Sam Gregory, who ran the human-rights organization Witness, had been warning about exactly this side of the ledger before the celebrities and the elections made it fashionable. His constituency was the activist filming a beating, the witness recording a massacre on a phone, the citizen-journalist whose footage was sometimes the only evidence a crime had occurred. For them the deepfake threat had less to do with someone faking an atrocity. The real danger was that every real atrocity could now be waved away as faked, that a government caught on video could shrug and say the video was generated, and that the burden of proving authenticity, which used to belong to the doubter, would shift onto the person who had risked their life to record the truth. The collapse ran in both directions. Anything could be faked, so nothing had to be believed. Gregory’s organization had spent years pushing for provenance standards precisely because it understood that the people least able to prove their footage was real were the people whose footage mattered most, and that an authentication regime built around expensive cameras and corporate sign-on would protect the powerful long before it protected the witness in a war zone with a five-year-old phone.

Governments did what governments do, which was legislate against the last incident. The FCC’s robocall ruling was the fast, narrow response. The European Union’s AI Act, which entered into force on August 1, 2024, took the broad approach, requiring that deepfakes and AI-generated content be disclosed and labeled, putting the force of law behind the provenance ideas the industry was still struggling to make stick. In the United States, where federal legislation moved slowly, the states filled the gap, with a wave of laws in 2024 aimed at deepfakes in elections and nonconsensual intimate images, and Congress took up the NO FAKES Act to give people a property right in their own voice and likeness. Denmark went furthest in spirit, proposing in 2025 to give every citizen what amounted to copyright over their own face and voice, the recognition, finally, that in a world where anyone could be synthesized, a person might need to own themselves as a matter of law. The platforms added labels. None of it touched the asymmetry. The forgery still cost a dollar and the response still cost millions, and no statute had repealed that arithmetic.

Underneath the funding rounds and the fines and the dueling acronyms, something quieter had shifted in what a recording meant. For a century and a half a recording had been a kind of testimony, imperfect, sometimes staged, but anchored to an event that had occurred. The chain from world to recording to belief had held, mostly, because breaking it was hard. Voice cloning and video generation broke it, and they broke it as their core function rather than as a side effect, because the function of these tools is to produce convincing media of things that never happened. The triumph and the catastrophe were the same achievement. A model good enough to give the lektor’s films a real cast is a model good enough to put words in a president’s mouth, and there is no model that can do the first without doing the second, because they are the identical capability pointed at different intentions.

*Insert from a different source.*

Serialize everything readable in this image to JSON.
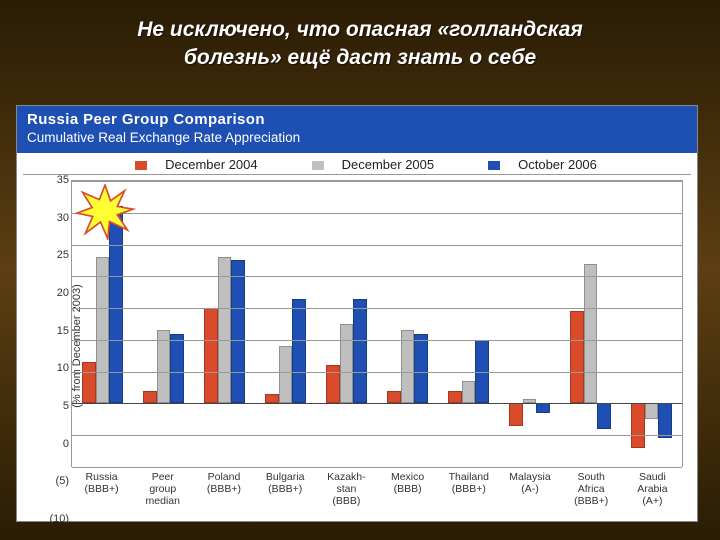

The puppies in the snow and the woman on the Tokyo street were beautiful, and they were also a demonstration, exactly as Steve Kramer had claimed his robocall was a demonstration. Both showed the same thing. The line between the counterfeit and the real, which everyone had assumed was a property of the world, turned out to be a property of how expensive forgery happened to be. Make forgery cheap enough and the line does not move. It dissolves. By the time the institutions understood that, the cost had already fallen to a dollar, and it was still falling.

These were the easy media, in the end, voice and video, things that move through time and trade on resemblance. The harder generative problems were the ones where there was no obvious original to copy and no clear way even to say whether the result was good: a song that had never been sung, a building that had never been built, a world rendered from a single photograph. Those would test something more basic than the line between fake and real: what it means for a machine to make something at all, and how, when no human made it, anyone could possibly judge whether it was any good.